Cartoonist John Spooner gets away with saying in text what no one else has said before in The Age: that the skeptics are clawing their way ahead, and winning.
The tide has shifted.
WELL, so much for the 2012 apocalypse. If the ancient Mayans ever knew anything about the future, they made a serious miscalculation. The same fate has befallen the international climate change emergency brigade. About $1 billion and 18 “Kyoto” meetings later, the world has agreed to do nothing much more than meet again.
How did this frightening climate threat dissolve into scientific uncertainty and political confusion? What of the many billions of dollars of wasted public resources? Some might blame the “sceptics”, the “merchants of doubt” or the “deniers”. Others point to the global financial crisis.

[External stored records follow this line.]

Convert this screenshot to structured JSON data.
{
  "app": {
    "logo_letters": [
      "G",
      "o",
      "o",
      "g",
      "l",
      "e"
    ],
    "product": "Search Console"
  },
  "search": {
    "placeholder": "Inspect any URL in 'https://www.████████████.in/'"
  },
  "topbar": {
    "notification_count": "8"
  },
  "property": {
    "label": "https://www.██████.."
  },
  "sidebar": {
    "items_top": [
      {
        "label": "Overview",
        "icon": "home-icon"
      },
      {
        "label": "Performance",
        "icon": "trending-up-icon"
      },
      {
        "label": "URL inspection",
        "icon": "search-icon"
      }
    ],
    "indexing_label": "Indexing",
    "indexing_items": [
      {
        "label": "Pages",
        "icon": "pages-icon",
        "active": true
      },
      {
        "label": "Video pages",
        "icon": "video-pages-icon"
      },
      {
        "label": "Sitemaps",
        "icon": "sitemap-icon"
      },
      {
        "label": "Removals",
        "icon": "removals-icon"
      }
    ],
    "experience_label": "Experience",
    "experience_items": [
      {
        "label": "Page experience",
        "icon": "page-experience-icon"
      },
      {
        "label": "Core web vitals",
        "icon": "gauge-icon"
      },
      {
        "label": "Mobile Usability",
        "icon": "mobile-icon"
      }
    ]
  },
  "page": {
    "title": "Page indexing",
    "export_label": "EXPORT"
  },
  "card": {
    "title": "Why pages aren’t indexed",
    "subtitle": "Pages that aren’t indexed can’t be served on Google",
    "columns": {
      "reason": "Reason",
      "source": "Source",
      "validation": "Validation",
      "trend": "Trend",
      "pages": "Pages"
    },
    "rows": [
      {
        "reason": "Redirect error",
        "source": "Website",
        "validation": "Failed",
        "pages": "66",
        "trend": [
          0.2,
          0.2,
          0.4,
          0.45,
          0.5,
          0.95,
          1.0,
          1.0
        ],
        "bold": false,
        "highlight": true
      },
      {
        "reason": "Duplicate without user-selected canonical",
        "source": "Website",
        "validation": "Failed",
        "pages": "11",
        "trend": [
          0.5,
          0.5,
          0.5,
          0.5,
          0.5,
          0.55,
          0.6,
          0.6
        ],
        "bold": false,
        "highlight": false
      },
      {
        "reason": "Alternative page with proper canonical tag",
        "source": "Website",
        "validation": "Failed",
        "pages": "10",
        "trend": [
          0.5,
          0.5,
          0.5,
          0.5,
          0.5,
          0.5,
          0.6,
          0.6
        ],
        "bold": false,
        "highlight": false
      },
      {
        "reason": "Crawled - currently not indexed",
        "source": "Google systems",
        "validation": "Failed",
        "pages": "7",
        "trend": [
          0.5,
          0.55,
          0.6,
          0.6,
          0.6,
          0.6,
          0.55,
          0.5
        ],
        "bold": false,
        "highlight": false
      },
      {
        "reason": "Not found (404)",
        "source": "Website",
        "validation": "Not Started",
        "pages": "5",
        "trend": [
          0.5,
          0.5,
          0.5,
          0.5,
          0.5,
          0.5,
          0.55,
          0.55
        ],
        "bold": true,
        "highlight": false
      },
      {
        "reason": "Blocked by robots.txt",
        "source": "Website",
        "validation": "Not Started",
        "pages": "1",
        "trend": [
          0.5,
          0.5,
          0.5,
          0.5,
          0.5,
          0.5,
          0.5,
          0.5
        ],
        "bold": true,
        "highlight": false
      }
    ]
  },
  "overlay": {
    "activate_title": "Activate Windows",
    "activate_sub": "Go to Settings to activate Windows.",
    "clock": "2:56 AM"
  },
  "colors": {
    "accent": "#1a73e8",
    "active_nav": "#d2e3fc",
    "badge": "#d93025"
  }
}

We can say for certain that many hesitant individuals overcame the pressures of group-think, intimidation and tribal disapproval to have a closer look at the relationship between real science, politics and business.
In the climate debate, the only “judge” is the scientific method – a testable hypothesis followed by factual or experimental challenge. The “facts” here represent an anxious problem for the DAGW advocates. For example, everybody agrees that the warming trend paused 16 years ago, despite a corresponding 10 per cent increase in atmospheric CO2. This ought to be an embarrassment to the global warming alarmists. What exactly is the relationship between CO2 and temperature? Why did the warming trend stop as it did between 1945 and 1975, when CO2 emissions took off?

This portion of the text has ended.